Vivimos en una época de transición. Hemos pasado, en apenas unas décadas, del mundo analógico a un mundo donde lo digital empieza a dominar todos y cada uno de los aspectos de la vida. El siguiente paso lógico sería convertir los productos y servicios digitales en inteligentes. Dejar de realizar ciertas tareas en nuestro día a día gracias a la colaboración entre humanos y máquinas. Si has visto muchas películas de ciencia ficción, quizás este sea un aspecto que te preocupe, aunque de momento parece que el sendero no tiene demasiados peligros.

L1ZY no debería ser el futuro

La idea de este artículo, acerca del futuro de la inteligencia artificial, ha venido a mi cabeza después de ver un corto donde la protagonista absoluta era un asistente virtual llamada L1ZY. El cortometraje al que me refiero, que puedes ver bajo estas líneas, nos introduce en el mundo de los altavoces inteligentes, con un toque muy similar al que series de televisión como Black Mirror ya nos han mostrado. A continuación te contaré que espero de este sector de la tecnología en los próximos años.

Estamos en los albores de esta tecnología

Mi primera reflexión, a modo de introducción, tiene que ver con la proliferación de estos dispositivos, llamados altavoces inteligentes. Si, en la actualidad, vemos muchos de ellos en las estanterías de centros comerciales y tiendas especializadas, es de esperar que, ya que las grandes compañías tecnológicas han apostado por ellos, sigan con su crecimiento exponencial en la próxima década. Sus funciones quizás no varíen demasiado, pero intuyo una mejora en su interacción con nosotros.

Deberíamos comunicarnos de una manera más fluida con nuestros dispositivos

Como usuario de uno de estos aparatos, en concreto un Google Home Mini, tengo que decir que facilita muchas tareas en el hogar, aunque su capacidad de mejora es alta. Creo que en el futuro, estos asistentes serán difíciles de diferenciar de cualquier persona, si únicamente escuchamos su voz. Obviamente, ahora mismo su capacidad para comunicarte con los mismos es limitada. Espero que dentro de unos años podamos mantener conversaciones reales con ellos y, de esta manera, podamos obtener cualquier tipo de información sin la necesidad de utilizar nuestro teléfono u ordenador. La interacción debe ser más humana, si eso es realmente posible.
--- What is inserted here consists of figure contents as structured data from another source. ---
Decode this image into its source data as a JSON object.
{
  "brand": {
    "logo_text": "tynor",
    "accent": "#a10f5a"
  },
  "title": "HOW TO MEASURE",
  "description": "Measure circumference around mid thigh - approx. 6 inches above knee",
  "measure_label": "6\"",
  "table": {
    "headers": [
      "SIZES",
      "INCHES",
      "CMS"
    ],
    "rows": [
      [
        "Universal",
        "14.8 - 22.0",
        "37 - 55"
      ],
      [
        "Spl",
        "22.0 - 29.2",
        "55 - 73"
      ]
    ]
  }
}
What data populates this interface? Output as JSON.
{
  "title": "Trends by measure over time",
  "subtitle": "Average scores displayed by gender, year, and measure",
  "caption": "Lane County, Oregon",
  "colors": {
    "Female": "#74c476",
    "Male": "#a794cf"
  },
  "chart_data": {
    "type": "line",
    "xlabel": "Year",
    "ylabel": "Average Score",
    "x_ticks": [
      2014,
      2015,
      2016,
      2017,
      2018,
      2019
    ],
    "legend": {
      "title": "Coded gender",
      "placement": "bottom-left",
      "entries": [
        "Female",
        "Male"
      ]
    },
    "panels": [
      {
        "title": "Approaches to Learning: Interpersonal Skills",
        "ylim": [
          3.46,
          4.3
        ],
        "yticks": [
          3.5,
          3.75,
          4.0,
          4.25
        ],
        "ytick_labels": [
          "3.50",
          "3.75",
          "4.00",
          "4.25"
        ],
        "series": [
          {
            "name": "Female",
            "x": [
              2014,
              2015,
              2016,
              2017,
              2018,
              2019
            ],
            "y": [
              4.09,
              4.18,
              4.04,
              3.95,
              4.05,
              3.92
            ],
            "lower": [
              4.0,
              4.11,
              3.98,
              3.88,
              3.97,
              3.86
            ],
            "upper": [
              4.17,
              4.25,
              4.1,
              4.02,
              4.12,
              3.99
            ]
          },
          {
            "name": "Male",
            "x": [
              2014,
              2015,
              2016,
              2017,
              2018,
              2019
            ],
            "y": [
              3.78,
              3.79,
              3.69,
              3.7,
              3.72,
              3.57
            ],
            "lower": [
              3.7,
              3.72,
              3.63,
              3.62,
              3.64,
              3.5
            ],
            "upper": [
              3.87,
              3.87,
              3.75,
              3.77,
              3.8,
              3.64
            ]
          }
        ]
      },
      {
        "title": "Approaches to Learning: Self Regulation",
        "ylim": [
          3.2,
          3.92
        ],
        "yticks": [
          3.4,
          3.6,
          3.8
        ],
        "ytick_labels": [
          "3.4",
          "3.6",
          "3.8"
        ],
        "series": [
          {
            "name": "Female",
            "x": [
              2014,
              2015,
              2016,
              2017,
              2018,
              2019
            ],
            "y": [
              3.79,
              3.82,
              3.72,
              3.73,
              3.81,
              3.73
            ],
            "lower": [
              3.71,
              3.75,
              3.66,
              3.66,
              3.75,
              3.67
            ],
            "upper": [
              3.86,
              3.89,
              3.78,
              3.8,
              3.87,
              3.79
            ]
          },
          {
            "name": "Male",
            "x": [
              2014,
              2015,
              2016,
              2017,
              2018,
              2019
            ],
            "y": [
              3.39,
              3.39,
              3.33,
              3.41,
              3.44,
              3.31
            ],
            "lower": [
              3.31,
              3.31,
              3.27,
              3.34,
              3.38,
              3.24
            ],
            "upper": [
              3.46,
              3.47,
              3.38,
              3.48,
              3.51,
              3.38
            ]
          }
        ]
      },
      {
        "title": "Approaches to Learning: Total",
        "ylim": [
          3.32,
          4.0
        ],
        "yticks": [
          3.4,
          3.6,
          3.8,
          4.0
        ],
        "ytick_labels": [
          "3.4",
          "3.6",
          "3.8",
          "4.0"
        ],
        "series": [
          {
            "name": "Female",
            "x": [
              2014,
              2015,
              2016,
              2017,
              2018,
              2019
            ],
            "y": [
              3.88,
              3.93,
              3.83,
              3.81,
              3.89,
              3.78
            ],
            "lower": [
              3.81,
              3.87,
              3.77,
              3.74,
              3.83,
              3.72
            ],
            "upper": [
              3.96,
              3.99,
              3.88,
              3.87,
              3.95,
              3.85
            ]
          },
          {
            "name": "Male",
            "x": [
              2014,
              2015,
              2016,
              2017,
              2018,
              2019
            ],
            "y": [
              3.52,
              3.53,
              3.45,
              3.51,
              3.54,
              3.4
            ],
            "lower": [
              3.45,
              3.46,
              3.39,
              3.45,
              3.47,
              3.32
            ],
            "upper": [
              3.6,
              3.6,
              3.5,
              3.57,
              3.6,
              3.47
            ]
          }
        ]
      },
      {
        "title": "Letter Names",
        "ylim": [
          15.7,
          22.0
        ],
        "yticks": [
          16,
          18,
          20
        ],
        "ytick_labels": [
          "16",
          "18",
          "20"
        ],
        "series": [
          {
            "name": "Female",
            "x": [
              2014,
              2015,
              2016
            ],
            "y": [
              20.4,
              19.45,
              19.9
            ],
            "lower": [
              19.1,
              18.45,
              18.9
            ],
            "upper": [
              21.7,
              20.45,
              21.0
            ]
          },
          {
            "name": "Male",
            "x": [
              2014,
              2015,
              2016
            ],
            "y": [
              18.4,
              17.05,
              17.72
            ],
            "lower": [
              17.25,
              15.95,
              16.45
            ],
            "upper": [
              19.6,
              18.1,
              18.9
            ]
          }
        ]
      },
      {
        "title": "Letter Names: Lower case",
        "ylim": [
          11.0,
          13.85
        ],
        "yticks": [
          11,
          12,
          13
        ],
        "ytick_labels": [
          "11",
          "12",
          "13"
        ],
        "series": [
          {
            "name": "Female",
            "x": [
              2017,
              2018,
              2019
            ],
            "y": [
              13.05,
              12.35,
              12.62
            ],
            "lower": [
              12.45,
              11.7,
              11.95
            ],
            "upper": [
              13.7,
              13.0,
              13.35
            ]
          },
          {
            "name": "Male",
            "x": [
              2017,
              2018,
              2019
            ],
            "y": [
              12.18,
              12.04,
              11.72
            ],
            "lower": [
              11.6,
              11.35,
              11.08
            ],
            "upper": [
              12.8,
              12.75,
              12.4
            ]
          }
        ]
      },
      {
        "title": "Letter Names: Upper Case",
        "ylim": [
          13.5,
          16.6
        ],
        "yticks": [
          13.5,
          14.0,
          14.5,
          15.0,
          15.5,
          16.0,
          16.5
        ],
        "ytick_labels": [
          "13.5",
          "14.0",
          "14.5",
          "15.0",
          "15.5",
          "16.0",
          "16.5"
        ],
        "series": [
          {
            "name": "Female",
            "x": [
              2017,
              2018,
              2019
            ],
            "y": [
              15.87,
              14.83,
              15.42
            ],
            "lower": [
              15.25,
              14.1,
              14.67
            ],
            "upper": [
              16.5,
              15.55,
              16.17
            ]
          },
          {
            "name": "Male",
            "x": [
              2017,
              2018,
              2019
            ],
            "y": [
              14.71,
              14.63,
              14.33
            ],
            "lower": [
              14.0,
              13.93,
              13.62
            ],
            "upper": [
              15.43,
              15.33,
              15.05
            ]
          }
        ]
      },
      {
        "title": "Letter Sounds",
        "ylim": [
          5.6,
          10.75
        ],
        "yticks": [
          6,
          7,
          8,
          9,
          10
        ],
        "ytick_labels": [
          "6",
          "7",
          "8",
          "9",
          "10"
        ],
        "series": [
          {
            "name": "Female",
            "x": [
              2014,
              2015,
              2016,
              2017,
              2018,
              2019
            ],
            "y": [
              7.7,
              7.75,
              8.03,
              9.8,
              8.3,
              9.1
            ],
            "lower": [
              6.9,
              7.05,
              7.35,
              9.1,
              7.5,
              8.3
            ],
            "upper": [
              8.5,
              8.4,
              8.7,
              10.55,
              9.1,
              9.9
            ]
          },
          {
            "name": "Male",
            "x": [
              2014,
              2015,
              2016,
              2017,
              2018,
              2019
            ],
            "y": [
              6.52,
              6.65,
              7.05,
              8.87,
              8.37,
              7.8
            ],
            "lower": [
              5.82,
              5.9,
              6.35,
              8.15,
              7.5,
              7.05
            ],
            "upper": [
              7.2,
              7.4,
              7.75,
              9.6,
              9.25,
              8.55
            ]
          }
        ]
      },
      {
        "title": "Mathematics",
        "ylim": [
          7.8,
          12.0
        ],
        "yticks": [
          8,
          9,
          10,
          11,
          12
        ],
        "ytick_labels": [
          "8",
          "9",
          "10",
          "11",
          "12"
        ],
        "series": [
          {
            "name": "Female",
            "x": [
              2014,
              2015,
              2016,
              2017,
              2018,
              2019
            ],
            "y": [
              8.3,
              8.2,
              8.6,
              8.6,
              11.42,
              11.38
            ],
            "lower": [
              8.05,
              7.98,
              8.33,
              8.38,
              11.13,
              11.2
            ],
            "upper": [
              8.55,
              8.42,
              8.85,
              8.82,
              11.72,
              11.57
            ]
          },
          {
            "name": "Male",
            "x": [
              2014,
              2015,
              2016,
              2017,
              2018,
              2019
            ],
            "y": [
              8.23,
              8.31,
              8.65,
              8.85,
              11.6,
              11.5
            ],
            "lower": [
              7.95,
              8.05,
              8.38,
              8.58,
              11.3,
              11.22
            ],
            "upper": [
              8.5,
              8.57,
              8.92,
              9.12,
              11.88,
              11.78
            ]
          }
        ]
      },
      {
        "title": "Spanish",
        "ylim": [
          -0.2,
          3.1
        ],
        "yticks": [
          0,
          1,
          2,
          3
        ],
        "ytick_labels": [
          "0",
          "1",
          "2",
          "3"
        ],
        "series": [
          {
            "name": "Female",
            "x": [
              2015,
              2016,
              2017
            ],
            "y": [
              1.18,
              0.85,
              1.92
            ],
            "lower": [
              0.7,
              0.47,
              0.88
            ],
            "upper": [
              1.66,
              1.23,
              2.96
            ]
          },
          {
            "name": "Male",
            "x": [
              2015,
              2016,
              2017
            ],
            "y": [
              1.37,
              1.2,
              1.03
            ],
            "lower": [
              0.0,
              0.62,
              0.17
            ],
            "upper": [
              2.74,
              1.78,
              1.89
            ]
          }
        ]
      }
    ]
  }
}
¿Les dejamos entrar en nuestras vidas?

Después de ver el cortometraje que te presentaba anteriormente, me asaltan ciertas dudas en torno a lo que estos dispositivos pueden hacer con nuestros datos. Tal y como hemos podido comprobar con las filtraciones de grandes compañías como Facebook, la inteligencia artificial puede ser utilizada por terceros como método para acceder a la parte central de nuestra vida, la privacidad de cada individuo. Y eso sería un caso menor, ya que el verdadero problema podría surgir en caso de que el famoso machine learning permitiese a nuestros dispositivos compartir y filtrar datos de una manera casi natural, por voluntad propia.

La inteligencia artificial podría suponer problemas en el futuro. YouTube
¿Podrán las máquinas crear otras máquinas?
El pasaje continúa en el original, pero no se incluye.